Unesco e governo francês oferecem ajuda ao Museu Nacional
Representante da Unesco disse que a perda do acervo do museu só é comparável à destruição feita pelo Estado Islâmico na Síria.
Por Jornal Nacional
Museus franceses têm vigilância 24 horas para proteger todo o patrimônio histórico
O governo francês e a Agência das Nações Unidas para a Educação, Ciência e Cultura ofereceram ajuda ao Museu Nacional.

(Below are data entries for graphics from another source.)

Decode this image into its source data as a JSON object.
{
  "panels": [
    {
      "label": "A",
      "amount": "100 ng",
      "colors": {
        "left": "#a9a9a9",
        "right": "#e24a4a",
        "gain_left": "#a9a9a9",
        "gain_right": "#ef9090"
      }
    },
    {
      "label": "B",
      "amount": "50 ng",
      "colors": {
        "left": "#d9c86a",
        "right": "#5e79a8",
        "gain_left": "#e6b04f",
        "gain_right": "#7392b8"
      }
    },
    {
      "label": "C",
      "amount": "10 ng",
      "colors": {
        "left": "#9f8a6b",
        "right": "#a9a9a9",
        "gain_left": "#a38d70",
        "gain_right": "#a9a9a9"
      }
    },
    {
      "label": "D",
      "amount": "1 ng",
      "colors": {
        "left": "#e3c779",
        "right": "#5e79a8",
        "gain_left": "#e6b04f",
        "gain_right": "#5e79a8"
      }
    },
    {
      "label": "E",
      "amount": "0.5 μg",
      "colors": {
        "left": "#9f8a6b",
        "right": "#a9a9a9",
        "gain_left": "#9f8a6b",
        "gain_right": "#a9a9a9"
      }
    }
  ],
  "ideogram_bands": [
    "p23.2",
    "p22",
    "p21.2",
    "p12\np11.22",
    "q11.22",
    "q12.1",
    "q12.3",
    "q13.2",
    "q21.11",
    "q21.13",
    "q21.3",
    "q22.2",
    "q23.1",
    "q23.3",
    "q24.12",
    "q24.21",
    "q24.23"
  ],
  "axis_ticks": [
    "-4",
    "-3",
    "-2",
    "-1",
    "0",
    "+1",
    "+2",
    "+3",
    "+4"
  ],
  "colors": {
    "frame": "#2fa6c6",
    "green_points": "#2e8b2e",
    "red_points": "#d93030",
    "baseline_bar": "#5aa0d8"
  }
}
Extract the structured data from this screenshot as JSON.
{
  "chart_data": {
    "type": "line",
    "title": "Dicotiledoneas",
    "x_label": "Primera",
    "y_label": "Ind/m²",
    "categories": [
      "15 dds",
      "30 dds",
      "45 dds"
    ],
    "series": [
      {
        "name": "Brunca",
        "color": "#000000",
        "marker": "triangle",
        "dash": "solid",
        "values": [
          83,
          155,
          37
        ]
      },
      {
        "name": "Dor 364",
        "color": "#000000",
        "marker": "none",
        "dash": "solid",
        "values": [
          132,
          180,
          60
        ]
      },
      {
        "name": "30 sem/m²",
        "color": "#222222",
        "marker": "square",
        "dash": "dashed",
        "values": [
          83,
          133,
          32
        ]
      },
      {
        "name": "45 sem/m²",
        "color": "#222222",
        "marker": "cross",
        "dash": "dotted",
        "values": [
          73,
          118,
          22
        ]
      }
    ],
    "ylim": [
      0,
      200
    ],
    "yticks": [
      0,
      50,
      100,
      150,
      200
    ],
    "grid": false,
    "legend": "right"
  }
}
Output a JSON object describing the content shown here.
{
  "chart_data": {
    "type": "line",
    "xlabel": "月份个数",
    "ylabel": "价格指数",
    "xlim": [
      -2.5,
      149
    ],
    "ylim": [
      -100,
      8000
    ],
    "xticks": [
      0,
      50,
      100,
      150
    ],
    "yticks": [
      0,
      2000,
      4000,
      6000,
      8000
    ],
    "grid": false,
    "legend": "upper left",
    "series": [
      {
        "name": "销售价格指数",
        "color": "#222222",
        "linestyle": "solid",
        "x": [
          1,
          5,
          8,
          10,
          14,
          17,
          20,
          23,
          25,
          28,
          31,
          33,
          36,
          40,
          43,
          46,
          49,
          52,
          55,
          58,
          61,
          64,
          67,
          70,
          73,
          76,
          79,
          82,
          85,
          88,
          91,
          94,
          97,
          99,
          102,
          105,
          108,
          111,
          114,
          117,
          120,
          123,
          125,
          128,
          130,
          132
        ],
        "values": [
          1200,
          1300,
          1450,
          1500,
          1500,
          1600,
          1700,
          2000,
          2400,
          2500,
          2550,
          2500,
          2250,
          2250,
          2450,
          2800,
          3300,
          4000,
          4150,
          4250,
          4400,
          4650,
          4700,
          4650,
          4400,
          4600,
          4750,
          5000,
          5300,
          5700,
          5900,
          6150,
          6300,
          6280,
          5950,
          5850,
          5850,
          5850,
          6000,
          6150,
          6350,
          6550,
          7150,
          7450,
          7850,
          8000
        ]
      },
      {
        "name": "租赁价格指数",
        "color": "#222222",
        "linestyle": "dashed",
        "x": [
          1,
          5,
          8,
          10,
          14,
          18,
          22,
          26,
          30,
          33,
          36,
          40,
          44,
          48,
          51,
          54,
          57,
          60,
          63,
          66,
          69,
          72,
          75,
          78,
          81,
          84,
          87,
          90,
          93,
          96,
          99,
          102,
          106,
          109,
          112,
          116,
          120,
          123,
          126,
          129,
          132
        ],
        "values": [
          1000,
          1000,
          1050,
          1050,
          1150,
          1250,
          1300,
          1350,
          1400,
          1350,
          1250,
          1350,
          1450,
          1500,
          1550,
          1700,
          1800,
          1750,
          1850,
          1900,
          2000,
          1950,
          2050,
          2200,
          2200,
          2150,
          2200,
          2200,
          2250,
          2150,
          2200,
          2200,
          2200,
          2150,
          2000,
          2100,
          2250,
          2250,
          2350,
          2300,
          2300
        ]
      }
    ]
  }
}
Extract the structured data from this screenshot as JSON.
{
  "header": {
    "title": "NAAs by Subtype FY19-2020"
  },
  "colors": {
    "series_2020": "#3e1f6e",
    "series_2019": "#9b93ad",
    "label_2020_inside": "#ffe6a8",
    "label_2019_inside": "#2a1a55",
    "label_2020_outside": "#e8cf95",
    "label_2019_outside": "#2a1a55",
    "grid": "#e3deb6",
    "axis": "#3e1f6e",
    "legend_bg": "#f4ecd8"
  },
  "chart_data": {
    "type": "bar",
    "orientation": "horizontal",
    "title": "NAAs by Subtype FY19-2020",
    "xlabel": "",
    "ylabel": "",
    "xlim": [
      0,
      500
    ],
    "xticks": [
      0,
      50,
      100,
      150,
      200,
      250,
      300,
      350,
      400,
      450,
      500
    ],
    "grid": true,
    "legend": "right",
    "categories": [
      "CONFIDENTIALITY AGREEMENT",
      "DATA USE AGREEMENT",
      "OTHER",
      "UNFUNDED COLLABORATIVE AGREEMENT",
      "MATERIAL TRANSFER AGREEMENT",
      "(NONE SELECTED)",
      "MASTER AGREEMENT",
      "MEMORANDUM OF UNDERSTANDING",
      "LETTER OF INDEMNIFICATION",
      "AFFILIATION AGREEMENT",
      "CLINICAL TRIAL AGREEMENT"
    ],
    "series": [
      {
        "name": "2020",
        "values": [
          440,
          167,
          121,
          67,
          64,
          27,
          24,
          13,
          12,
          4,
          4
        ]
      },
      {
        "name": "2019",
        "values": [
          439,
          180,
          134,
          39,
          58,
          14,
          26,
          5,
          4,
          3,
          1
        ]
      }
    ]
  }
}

A França é um dos países que mais investem na segurança do patrimônio histórico.
Avaliando a importância de tudo o que foi perdido no incêndio, o responsável da Unesco pelo setor de museus disse ao Jornal Nacional que há uma tristeza profunda entre aqueles que se dedicam a cuidar do patrimônio cultural e científico do mundo.
“Estamos devastados, pois sabemos que o que foi destruído jamais voltará a existir”, disse Ieng Strong.
A Unesco avalia que o incêndio no Museu Nacional do Rio destruiu uma grande parte da história e da identidade do continente americano.
Consternado, o representante da Unesco disse que a perda só é comparável à destruição feita pelo Estado Islâmico na Síria. Comparável, até mesmo, à vandalização das ruínas de Palmira, uma cidade com cinco mil anos de história humana.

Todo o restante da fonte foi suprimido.